According to the paper, written by Caryn Peiffer, ‘ A collective action problem arises when the members of a group fail to act together to secure an outcome that has most potential to benefit the group as a whole.’
I like to think of it as the problem of standing up at football matches – if everyone sits down, they could all see just as well, but how do you get everyone to sit down?
In development, collective action problems cover everything from climate change (the greatest collective action problem in history), to curbing corruption or ending the race to the bottom on tax competition (‘if I/we don’t do it, others will – I’ll just lose out and look like a mug’) or more subtly, the effort of setting up new institutions that benefit everyone, including future generations, but take a lot of time and energy to establish.
The paper sets out two reasons why groups struggle to address collective action problems:
Type A: ‘Coordination: Collective action problems tend to persist because the efficient coordination of many group members is difficult. For example, a vibrant, highly participatory democracy is viewed as a collective benefit, especially from a Northern perspective. However, civil society groups can face significant coordination challenges when trying to mobilise citizens to vote.’
Type B: ‘Diverging interests: Some citizens may decide it is in their interest to act in concert for the collective good, while others may not.
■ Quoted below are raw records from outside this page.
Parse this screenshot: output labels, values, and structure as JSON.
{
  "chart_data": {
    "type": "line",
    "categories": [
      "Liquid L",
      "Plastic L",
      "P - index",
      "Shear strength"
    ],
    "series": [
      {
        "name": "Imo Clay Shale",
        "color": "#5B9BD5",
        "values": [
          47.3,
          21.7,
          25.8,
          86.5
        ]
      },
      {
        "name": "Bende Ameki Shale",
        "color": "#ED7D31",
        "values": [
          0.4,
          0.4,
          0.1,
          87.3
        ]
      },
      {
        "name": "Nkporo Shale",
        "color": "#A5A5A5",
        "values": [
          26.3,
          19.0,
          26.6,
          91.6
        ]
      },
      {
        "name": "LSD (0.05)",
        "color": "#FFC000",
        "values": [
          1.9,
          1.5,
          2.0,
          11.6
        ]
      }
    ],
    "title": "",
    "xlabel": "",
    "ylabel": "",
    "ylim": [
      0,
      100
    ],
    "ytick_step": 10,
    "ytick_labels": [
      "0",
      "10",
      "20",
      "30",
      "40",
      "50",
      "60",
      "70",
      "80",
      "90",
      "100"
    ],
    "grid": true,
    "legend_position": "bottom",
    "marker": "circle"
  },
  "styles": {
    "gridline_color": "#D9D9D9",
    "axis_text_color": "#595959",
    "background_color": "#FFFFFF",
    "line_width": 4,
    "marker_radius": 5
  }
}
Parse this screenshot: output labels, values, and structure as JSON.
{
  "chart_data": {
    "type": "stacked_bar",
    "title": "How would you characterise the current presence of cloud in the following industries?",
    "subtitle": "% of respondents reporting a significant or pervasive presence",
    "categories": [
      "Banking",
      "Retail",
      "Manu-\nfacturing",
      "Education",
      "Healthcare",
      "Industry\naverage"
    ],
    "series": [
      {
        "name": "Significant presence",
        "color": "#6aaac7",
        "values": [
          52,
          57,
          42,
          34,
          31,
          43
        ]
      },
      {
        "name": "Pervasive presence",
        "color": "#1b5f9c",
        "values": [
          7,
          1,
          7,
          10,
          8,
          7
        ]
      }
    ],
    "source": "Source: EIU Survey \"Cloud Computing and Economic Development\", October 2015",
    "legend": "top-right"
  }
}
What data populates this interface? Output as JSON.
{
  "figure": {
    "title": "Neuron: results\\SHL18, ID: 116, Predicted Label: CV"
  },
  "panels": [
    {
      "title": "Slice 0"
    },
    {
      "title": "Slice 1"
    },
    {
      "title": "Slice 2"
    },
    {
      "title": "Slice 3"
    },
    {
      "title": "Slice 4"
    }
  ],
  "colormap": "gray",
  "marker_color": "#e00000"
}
If only a few of the potential actors mobilise, the collective good may not materialise to its full potential.’
This is a really useful distinction, and goes to the heart of why I feel unconvinced/worried by a lot of the talk about development as being primarily about confronting collective action problems. Type A is the football match problem – how do you get everyone to sit down at the same time? You either need an authority figure with a megaphone, or a high level of mutual trust and a way of getting everyone to commit – for example taking the pledge (the paper cites Transparency International’s Integrity Pacts on anti-corruption as an example).
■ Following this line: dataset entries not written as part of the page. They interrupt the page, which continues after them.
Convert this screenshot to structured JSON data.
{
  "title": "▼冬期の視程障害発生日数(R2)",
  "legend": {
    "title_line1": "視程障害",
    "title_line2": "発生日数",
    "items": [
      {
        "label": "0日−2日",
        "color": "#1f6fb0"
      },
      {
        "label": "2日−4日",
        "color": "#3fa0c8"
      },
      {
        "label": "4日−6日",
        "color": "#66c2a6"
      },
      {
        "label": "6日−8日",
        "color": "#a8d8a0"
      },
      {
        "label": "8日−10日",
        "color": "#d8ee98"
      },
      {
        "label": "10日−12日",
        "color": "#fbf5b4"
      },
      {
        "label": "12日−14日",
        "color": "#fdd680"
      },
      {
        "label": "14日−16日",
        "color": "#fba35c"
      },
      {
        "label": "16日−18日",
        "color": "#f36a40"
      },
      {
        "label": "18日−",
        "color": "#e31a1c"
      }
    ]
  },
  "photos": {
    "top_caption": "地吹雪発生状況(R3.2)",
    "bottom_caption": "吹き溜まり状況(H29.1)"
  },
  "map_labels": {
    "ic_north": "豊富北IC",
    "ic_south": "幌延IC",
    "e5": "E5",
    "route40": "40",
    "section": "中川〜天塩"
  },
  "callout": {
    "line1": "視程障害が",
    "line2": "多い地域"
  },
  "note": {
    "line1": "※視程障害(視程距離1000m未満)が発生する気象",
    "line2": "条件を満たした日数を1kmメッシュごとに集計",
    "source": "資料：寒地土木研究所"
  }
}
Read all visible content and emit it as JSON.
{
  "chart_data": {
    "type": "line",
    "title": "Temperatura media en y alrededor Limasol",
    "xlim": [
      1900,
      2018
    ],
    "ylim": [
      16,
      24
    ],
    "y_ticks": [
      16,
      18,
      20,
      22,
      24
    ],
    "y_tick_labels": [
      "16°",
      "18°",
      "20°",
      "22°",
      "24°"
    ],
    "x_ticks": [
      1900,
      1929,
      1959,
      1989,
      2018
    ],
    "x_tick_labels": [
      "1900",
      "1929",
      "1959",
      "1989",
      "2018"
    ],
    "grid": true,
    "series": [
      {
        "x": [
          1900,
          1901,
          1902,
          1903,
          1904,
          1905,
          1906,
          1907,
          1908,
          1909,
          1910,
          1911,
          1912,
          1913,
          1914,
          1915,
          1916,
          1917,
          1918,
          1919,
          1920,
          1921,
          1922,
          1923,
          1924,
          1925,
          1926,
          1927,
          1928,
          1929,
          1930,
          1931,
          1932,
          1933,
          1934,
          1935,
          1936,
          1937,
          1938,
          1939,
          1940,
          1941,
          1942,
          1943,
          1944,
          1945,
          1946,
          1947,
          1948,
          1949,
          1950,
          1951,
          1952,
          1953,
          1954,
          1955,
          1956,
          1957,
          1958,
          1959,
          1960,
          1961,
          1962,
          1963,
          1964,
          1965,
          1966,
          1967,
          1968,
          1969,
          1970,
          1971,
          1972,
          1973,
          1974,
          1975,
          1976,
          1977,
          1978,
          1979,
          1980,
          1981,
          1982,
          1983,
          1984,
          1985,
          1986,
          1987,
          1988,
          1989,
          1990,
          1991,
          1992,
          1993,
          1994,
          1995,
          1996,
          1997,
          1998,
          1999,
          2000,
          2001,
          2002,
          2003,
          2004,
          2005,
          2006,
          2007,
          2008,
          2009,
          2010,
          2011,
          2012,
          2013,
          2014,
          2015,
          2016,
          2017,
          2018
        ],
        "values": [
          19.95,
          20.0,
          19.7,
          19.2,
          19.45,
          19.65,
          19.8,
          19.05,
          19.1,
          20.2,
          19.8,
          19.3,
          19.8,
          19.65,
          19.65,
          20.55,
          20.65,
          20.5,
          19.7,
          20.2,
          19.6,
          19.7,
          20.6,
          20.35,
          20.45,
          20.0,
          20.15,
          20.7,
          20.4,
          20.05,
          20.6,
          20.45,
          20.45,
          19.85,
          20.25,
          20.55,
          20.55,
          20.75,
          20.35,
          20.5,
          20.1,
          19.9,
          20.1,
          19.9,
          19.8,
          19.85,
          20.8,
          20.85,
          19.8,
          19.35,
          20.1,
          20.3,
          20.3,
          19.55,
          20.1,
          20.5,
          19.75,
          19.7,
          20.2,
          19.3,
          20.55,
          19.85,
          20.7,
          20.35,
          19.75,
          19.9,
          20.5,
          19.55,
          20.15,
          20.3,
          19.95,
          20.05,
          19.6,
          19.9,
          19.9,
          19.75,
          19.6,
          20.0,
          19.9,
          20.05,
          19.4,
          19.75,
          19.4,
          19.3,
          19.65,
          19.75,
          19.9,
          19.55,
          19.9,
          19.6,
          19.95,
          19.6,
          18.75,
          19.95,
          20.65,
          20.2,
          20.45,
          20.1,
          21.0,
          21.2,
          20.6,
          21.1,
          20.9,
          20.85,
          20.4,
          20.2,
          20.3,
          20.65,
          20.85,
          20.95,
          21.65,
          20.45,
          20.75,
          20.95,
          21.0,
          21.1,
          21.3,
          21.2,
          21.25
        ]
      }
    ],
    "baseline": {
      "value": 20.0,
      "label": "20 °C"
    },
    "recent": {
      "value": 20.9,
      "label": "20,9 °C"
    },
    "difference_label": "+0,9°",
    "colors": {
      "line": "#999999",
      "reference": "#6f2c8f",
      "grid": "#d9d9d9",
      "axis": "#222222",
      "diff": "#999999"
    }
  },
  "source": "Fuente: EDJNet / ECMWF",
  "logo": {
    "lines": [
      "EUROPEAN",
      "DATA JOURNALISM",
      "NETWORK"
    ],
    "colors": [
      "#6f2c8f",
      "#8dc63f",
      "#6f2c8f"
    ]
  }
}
But type B is about power, politics and conflicting interests. Some people have vested interests in climate change, or conflict – they are not going to magically change their ways just because the issue is misleadingly presented as a type A problem. That may even apply to the Integrity Pacts, for all I know – corruption is clearly a lot more than a simple coordination problem; a lot of people get rich from it, and are not going to give up their cashcow because of signing some pact.
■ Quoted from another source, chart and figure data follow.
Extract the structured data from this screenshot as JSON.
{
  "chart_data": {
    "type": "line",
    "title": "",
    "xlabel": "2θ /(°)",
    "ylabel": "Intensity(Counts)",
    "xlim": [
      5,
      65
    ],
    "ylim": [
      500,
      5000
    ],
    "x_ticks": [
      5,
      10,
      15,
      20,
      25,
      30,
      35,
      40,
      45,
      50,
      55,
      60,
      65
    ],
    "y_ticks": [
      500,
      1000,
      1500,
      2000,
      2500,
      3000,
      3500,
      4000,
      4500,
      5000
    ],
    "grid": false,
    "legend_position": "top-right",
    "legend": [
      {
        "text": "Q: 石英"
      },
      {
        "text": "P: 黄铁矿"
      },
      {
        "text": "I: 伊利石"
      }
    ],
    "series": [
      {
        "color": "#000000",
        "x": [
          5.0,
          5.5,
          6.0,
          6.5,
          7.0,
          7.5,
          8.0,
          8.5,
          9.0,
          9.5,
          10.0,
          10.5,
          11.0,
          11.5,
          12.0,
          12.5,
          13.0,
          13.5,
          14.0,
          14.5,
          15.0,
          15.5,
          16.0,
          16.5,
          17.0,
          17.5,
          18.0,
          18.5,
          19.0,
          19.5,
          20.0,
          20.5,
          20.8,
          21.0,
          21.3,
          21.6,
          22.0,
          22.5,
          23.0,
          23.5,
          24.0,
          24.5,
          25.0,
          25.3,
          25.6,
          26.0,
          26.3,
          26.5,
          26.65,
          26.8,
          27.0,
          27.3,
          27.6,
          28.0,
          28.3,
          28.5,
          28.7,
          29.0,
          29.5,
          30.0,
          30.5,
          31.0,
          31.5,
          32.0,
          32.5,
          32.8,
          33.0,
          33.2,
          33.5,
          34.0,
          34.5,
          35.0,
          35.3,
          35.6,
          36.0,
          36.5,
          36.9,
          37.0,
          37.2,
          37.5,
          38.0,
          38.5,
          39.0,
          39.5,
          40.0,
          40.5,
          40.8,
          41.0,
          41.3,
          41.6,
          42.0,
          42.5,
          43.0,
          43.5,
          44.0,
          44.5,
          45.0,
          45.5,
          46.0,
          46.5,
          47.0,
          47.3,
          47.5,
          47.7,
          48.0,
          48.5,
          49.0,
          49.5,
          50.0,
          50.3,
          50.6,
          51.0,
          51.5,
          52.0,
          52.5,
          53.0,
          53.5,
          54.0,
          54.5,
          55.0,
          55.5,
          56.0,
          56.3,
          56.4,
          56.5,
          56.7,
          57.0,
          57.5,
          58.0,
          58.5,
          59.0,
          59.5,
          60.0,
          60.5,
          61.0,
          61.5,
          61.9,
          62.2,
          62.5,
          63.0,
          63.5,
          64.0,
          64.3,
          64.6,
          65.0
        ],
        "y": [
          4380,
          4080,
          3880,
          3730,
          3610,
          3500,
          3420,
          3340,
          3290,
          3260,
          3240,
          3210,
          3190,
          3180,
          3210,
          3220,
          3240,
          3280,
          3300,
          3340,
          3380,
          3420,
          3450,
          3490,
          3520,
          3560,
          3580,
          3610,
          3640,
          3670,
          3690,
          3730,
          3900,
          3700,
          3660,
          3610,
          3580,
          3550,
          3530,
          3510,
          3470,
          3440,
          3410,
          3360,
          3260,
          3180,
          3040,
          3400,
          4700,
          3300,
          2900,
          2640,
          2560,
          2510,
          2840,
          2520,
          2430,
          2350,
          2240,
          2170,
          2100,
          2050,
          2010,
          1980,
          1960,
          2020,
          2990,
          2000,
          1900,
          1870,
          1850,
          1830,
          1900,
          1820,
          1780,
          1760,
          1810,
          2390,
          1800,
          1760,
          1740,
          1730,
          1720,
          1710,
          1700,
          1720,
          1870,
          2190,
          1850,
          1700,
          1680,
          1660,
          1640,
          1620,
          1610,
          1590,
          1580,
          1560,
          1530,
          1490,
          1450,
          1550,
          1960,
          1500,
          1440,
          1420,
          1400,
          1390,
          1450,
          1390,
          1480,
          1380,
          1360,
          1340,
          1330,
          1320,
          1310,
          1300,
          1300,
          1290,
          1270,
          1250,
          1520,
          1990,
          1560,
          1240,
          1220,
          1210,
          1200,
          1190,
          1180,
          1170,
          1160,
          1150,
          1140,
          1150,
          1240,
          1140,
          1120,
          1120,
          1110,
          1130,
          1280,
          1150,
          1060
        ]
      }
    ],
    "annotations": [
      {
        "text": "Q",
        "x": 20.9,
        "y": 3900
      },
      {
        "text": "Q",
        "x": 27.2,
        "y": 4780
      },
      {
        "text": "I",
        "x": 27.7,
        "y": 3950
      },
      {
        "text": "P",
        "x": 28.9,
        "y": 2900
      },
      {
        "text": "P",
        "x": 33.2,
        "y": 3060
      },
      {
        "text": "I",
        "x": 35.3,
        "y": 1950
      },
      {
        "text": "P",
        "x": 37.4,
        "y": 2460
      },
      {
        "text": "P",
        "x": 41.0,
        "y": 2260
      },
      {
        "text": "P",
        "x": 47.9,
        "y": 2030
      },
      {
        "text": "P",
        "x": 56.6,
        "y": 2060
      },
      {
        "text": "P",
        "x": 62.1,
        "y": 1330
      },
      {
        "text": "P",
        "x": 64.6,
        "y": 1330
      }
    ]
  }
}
The reason I’m worried is that it seems to me that there is a tendency to interpret type B problems as type A – reflecting the aid and development industry’s deep preference for technocratic solutions that airbrush out power, politics and struggle. As the paper acknowledges:
‘Development might not be best understood as a collective good. Hughes and Hutchinson (2012) argue that it is problematic to view development challenges as collective action problems, because this mistakenly casts development as a collective good. They suggest that even the most encouraging developmental trends are the consequence of political struggles among groups, where net ‘positive’ results often come at the cost of certain parties suffering, having to compromise their position and/or losing access to certain resources.’
Exactly. All reminiscent of the recent debate on this blog over whether empowerment is a positive or zero sum game and what kind of mixture of the two pertains in different situations.
One other caveat: even if you accept that some problems require politics and struggle rather than just nice technocratic type A approaches, there are still likely to be type A problems nested within them. Take the problem of activism for example – how do you convince enough people to give up their day to go on a demo or do community work, when they could be sitting at home watching the telly? Or on a different scale, to take the kinds of risks involved in protesting in Tahrir Square or anywhere else where the possible outcomes include a beating, tear gas or worse? I know he’s seen as damaged goods these days, but Malcolm Gladwell is very good on that.